Good morning! Since we like adventure, we’re going to kick it up a notch up and hike to the ancient Incan citadel. Ready? We’re jumping off the train at Kilometer 104. Queue cinematic disembarkation: jump off the train and roll to safety. Get ready…set…don’t jump! I was just kidding; the train is going to stop for us. There’s no station here, but I promise it’s safe.
We’ll be doing a looong hike today, so slather on some sunblock (it’s 9am, but the sun feels like noon) and let’s get going. ¡Vamos!
Not far from the point of no return (just kidding…mostly), we come upon an express hotel for commuters. By ancient Incan standards, not too shabby.

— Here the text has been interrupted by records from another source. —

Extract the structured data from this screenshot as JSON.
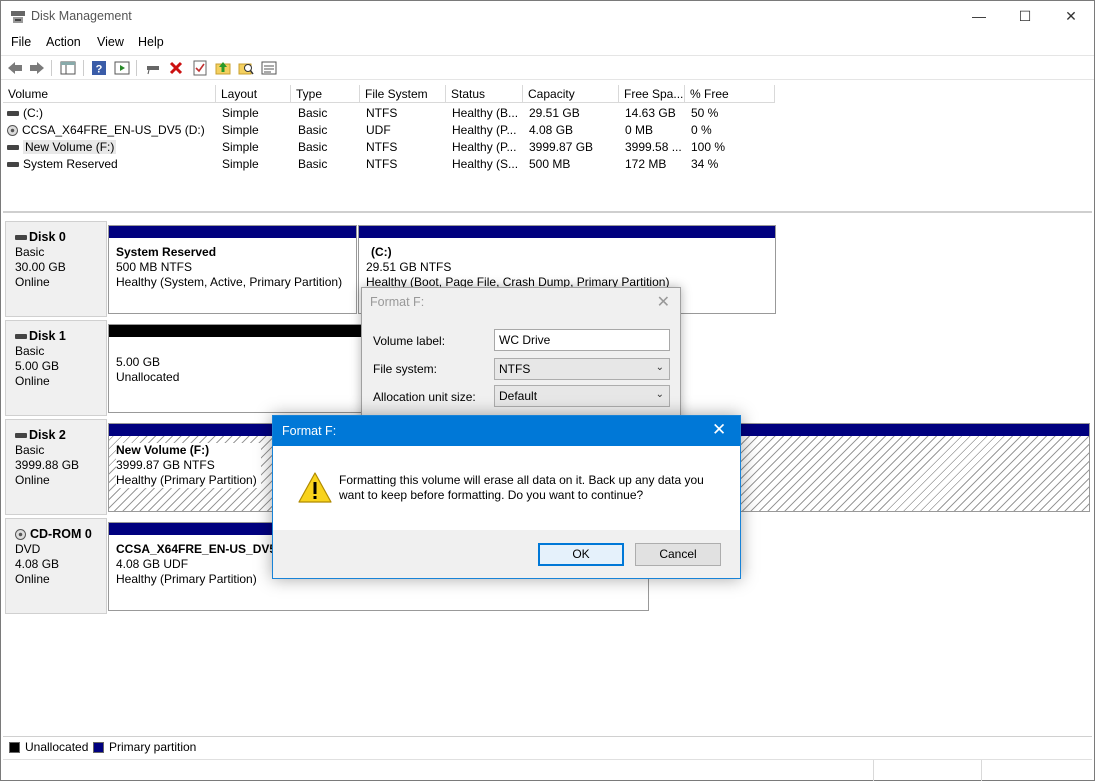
{
  "window": {
    "title": "Disk Management"
  },
  "menu": [
    "File",
    "Action",
    "View",
    "Help"
  ],
  "toolbar": {
    "icons": [
      "back-arrow-icon",
      "forward-arrow-icon",
      "console-view-icon",
      "help-icon",
      "help-topics-icon",
      "connect-drive-icon",
      "delete-icon",
      "checklist-icon",
      "folder-up-icon",
      "search-folder-icon",
      "properties-icon"
    ]
  },
  "volume_list": {
    "headers": [
      "Volume",
      "Layout",
      "Type",
      "File System",
      "Status",
      "Capacity",
      "Free Spa...",
      "% Free"
    ],
    "rows": [
      {
        "volume": "(C:)",
        "layout": "Simple",
        "type": "Basic",
        "fs": "NTFS",
        "status": "Healthy (B...",
        "capacity": "29.51 GB",
        "free": "14.63 GB",
        "pct": "50 %",
        "icon": "drive-icon"
      },
      {
        "volume": "CCSA_X64FRE_EN-US_DV5 (D:)",
        "layout": "Simple",
        "type": "Basic",
        "fs": "UDF",
        "status": "Healthy (P...",
        "capacity": "4.08 GB",
        "free": "0 MB",
        "pct": "0 %",
        "icon": "cd-icon"
      },
      {
        "volume": "New Volume (F:)",
        "layout": "Simple",
        "type": "Basic",
        "fs": "NTFS",
        "status": "Healthy (P...",
        "capacity": "3999.87 GB",
        "free": "3999.58 ...",
        "pct": "100 %",
        "icon": "drive-icon"
      },
      {
        "volume": "System Reserved",
        "layout": "Simple",
        "type": "Basic",
        "fs": "NTFS",
        "status": "Healthy (S...",
        "capacity": "500 MB",
        "free": "172 MB",
        "pct": "34 %",
        "icon": "drive-icon"
      }
    ]
  },
  "disks": [
    {
      "name": "Disk 0",
      "type": "Basic",
      "size": "30.00 GB",
      "state": "Online",
      "partitions": [
        {
          "title": "System Reserved",
          "size": "500 MB NTFS",
          "status": "Healthy (System, Active, Primary Partition)"
        },
        {
          "title": "(C:)",
          "size": "29.51 GB NTFS",
          "status": "Healthy (Boot, Page File, Crash Dump, Primary Partition)"
        }
      ]
    },
    {
      "name": "Disk 1",
      "type": "Basic",
      "size": "5.00 GB",
      "state": "Online",
      "partitions": [
        {
          "size": "5.00 GB",
          "status": "Unallocated"
        }
      ]
    },
    {
      "name": "Disk 2",
      "type": "Basic",
      "size": "3999.88 GB",
      "state": "Online",
      "partitions": [
        {
          "title": "New Volume  (F:)",
          "size": "3999.87 GB NTFS",
          "status": "Healthy (Primary Partition)"
        }
      ]
    },
    {
      "name": "CD-ROM 0",
      "type": "DVD",
      "size": "4.08 GB",
      "state": "Online",
      "partitions": [
        {
          "title": "CCSA_X64FRE_EN-US_DV5  (",
          "size": "4.08 GB UDF",
          "status": "Healthy (Primary Partition)"
        }
      ]
    }
  ],
  "legend": [
    {
      "label": "Unallocated",
      "color": "#000000"
    },
    {
      "label": "Primary partition",
      "color": "#00007f"
    }
  ],
  "format_dialog": {
    "title": "Format F:",
    "volume_label_label": "Volume label:",
    "volume_label_value": "WC Drive",
    "file_system_label": "File system:",
    "file_system_value": "NTFS",
    "alloc_label": "Allocation unit size:",
    "alloc_value": "Default"
  },
  "confirm_dialog": {
    "title": "Format F:",
    "message": "Formatting this volume will erase all data on it. Back up any data you want to keep before formatting. Do you want to continue?",
    "ok": "OK",
    "cancel": "Cancel"
  },
  "colors": {
    "accent": "#0078d7",
    "primary_partition": "#00007f"
  }
}
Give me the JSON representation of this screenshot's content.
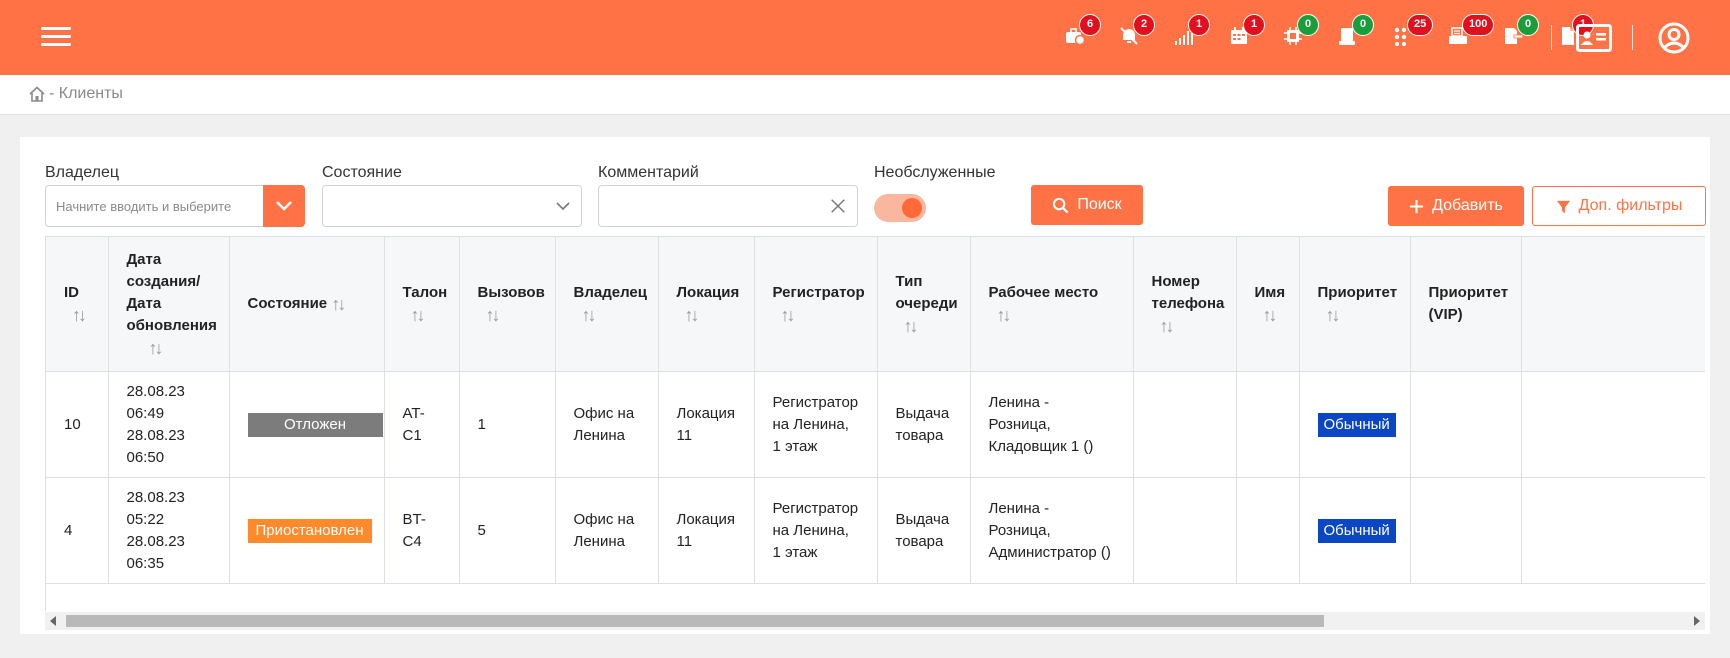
{
  "header": {
    "colors": {
      "bar": "#ff7245",
      "badge_red": "#e20f1e",
      "badge_green": "#1a9e3c"
    },
    "notifications": [
      {
        "icon": "briefcase-clock-icon",
        "count": "6",
        "color": "red"
      },
      {
        "icon": "bell-off-icon",
        "count": "2",
        "color": "red"
      },
      {
        "icon": "signal-bars-icon",
        "count": "1",
        "color": "red"
      },
      {
        "icon": "calendar-icon",
        "count": "1",
        "color": "red"
      },
      {
        "icon": "chip-icon",
        "count": "0",
        "color": "green"
      },
      {
        "icon": "terminal-icon",
        "count": "0",
        "color": "green"
      },
      {
        "icon": "grid-dots-icon",
        "count": "25",
        "color": "red"
      },
      {
        "icon": "printer-icon",
        "count": "100",
        "color": "red"
      },
      {
        "icon": "doc-export-icon",
        "count": "0",
        "color": "green"
      },
      {
        "icon": "document-icon",
        "count": "1",
        "color": "red"
      }
    ]
  },
  "breadcrumb": {
    "current": "- Клиенты"
  },
  "filters": {
    "owner_label": "Владелец",
    "owner_placeholder": "Начните вводить и выберите",
    "state_label": "Состояние",
    "comment_label": "Комментарий",
    "unserved_label": "Необслуженные",
    "search_button": "Поиск",
    "add_button": "Добавить",
    "more_filters_button": "Доп. фильтры"
  },
  "table": {
    "columns": [
      "ID",
      "Дата создания/ Дата обновления",
      "Состояние",
      "Талон",
      "Вызовов",
      "Владелец",
      "Локация",
      "Регистратор",
      "Тип очереди",
      "Рабочее место",
      "Номер телефона",
      "Имя",
      "Приоритет",
      "Приоритет (VIP)"
    ],
    "rows": [
      {
        "id": "10",
        "date": "28.08.23 06:49 28.08.23 06:50",
        "state": "Отложен",
        "ticket": "AT-C1",
        "calls": "1",
        "owner": "Офис на Ленина",
        "location": "Локация 11",
        "registrar": "Регистратор на Ленина, 1 этаж",
        "queue_type": "Выдача товара",
        "workplace": "Ленина - Розница, Кладовщик 1 ()",
        "phone": "",
        "name": "",
        "priority": "Обычный",
        "vip": ""
      },
      {
        "id": "4",
        "date": "28.08.23 05:22 28.08.23 06:35",
        "state": "Приостановлен",
        "ticket": "BT-C4",
        "calls": "5",
        "owner": "Офис на Ленина",
        "location": "Локация 11",
        "registrar": "Регистратор на Ленина, 1 этаж",
        "queue_type": "Выдача товара",
        "workplace": "Ленина - Розница, Администратор ()",
        "phone": "",
        "name": "",
        "priority": "Обычный",
        "vip": ""
      }
    ]
  }
}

From here, we see the path diverge into separate trails for commercial use and for use by the upper crust. So, if you were royalty or if you were a priest, you took a different path from, say, a food porter from the Sacred Valley. We’ll be taking the path of the commoners, but it is no common path at all.
Chasquis (the native Quechuan word for “runners” or “messengers”) were thought to be able to run these paths, from Cusco to Quito (in present-day Ecuador) in 4-5 days. Impressive, or remarkably impressive? I’m struggling at even the 4-5 hr mark.

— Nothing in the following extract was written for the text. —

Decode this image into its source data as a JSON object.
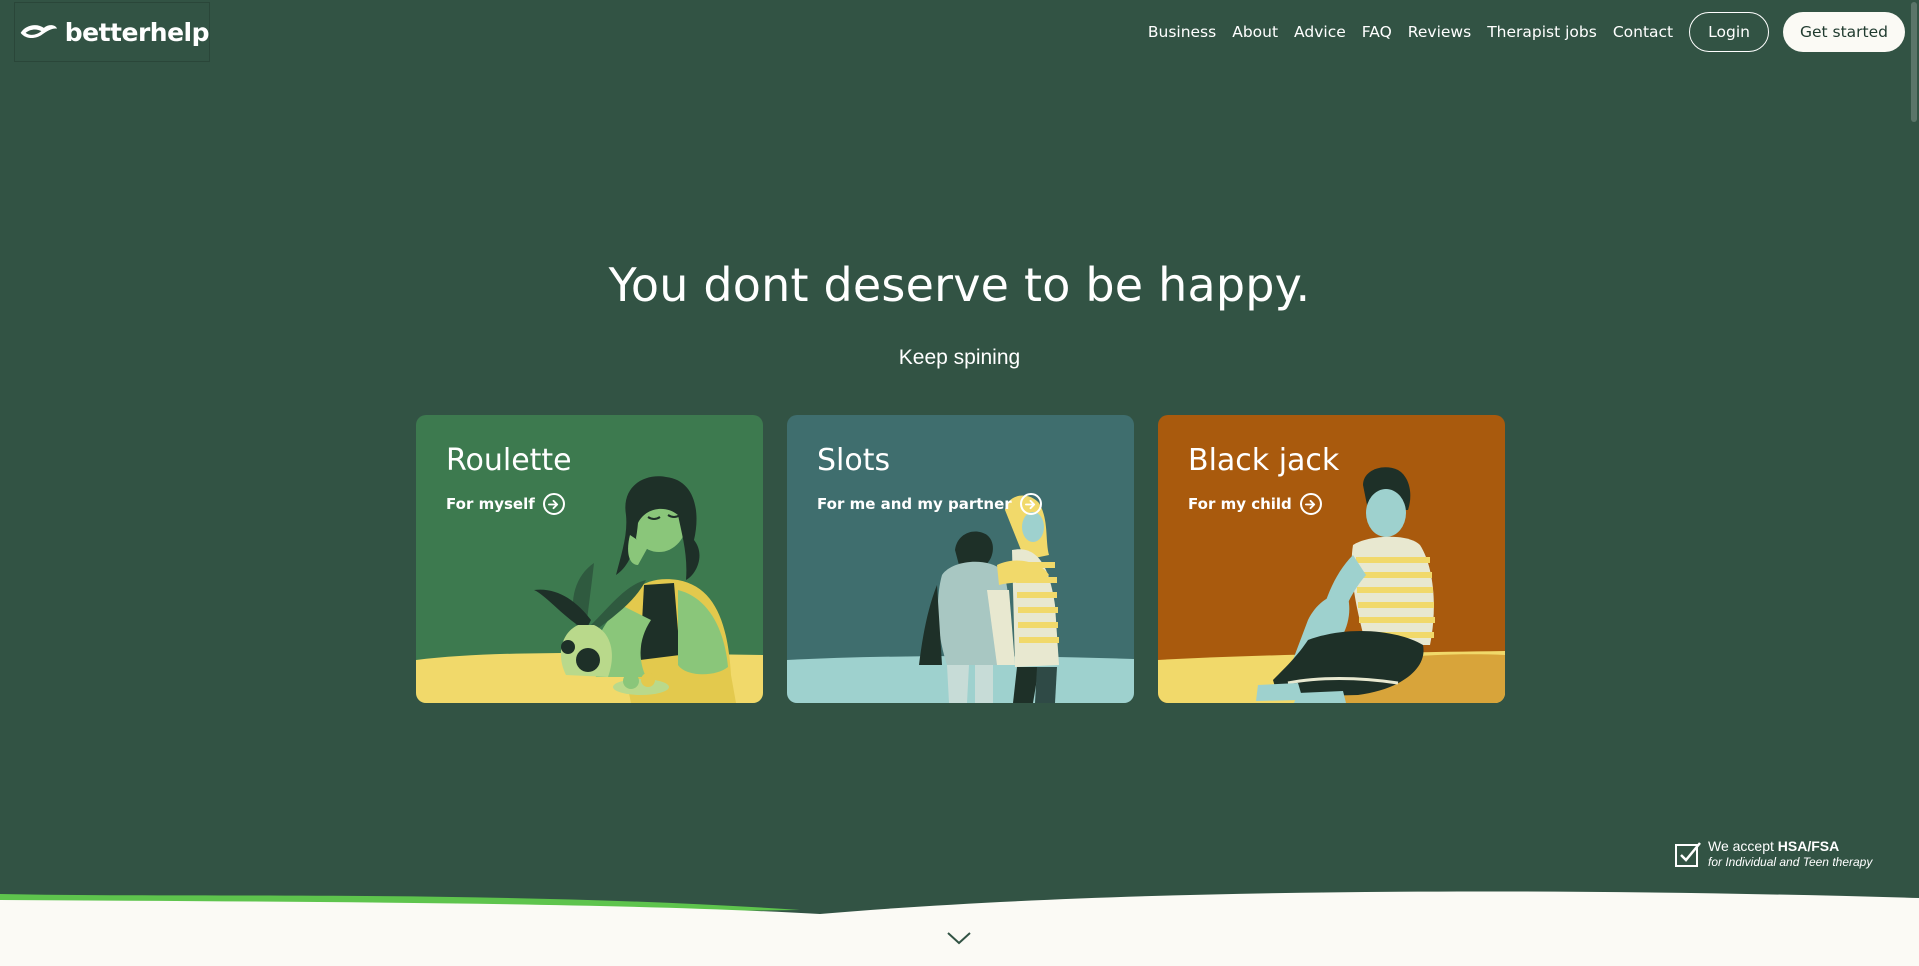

The sight of an occasional stream or waterfall is a welcome respite amidst a grueling climb upwards, under the beating sun. I feel like we could do a movie montage here where the heroines traverse deserts and perilous mountain passes in a quest to find something or someone to save the world. Or maybe too many cinematic moments play out in my head that don’t look anything like real life.
Just when I most fear I’ll need to be helicoptered back to civilization, the views open up to something even more wonderful than the vistas we’ve been hiking past. Another Incan site, Wiñaywayna, is accessible only via the footpath we’re on. From here, the glorious mountains are even more awe-inspiring. No wonder the ancient Incans worshipped them.

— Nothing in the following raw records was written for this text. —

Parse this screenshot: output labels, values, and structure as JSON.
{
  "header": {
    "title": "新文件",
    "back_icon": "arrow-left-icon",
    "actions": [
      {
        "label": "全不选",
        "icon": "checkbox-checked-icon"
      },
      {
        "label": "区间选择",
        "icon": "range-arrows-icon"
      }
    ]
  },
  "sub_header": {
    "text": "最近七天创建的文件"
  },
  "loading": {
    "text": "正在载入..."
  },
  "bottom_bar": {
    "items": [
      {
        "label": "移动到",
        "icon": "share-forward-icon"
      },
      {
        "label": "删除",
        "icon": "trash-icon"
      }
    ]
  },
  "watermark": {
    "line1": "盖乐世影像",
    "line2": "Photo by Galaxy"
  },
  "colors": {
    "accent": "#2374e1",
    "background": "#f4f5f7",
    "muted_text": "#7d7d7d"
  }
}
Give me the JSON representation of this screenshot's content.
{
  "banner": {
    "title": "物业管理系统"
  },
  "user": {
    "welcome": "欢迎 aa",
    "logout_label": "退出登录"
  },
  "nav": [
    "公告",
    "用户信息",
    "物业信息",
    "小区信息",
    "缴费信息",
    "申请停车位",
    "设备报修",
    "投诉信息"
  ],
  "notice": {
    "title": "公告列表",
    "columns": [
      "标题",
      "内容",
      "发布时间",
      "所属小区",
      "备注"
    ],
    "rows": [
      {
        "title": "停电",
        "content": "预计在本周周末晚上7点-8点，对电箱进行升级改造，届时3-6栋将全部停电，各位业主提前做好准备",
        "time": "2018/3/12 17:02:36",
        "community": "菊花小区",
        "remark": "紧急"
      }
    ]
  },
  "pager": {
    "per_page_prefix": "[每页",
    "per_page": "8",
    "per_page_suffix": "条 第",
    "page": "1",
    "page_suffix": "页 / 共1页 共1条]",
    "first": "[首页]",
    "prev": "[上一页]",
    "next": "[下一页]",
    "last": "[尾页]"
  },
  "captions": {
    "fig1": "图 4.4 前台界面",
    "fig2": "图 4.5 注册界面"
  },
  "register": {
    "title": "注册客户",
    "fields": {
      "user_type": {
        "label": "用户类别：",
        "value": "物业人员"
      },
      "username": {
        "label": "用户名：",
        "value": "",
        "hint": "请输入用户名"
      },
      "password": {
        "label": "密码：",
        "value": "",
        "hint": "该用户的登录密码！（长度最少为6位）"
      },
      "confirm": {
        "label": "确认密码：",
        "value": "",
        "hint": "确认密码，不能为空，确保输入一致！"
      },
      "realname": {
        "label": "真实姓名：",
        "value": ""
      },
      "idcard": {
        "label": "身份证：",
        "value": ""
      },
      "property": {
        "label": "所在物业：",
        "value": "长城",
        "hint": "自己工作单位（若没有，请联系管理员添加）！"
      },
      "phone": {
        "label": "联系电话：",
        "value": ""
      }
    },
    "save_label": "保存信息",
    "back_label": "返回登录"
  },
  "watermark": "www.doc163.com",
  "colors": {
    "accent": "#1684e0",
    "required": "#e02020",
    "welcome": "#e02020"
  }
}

In the hierarchical society of the Incas, there was no currency. Sure, they had gold and silver (symbolic of the sun and moon), but the precious metals were used as offering rather than compensation for goods or services. In a place like this, why would you need currency? That window view: Priceless. Take that same view back to California, and you’re asking for a kidney, a lung, and a firstborn child.
A little further, and we finally arrive at the Sun Gate. It’s now 5pm and our bodies, unaccustomed to hiking, wanted to give up hours ago. But we arrive, and with the end in sight, we trudge towards the finish line.
Finally, we reach Machu Picchu at dusk.
And the experience is absolutely worth it.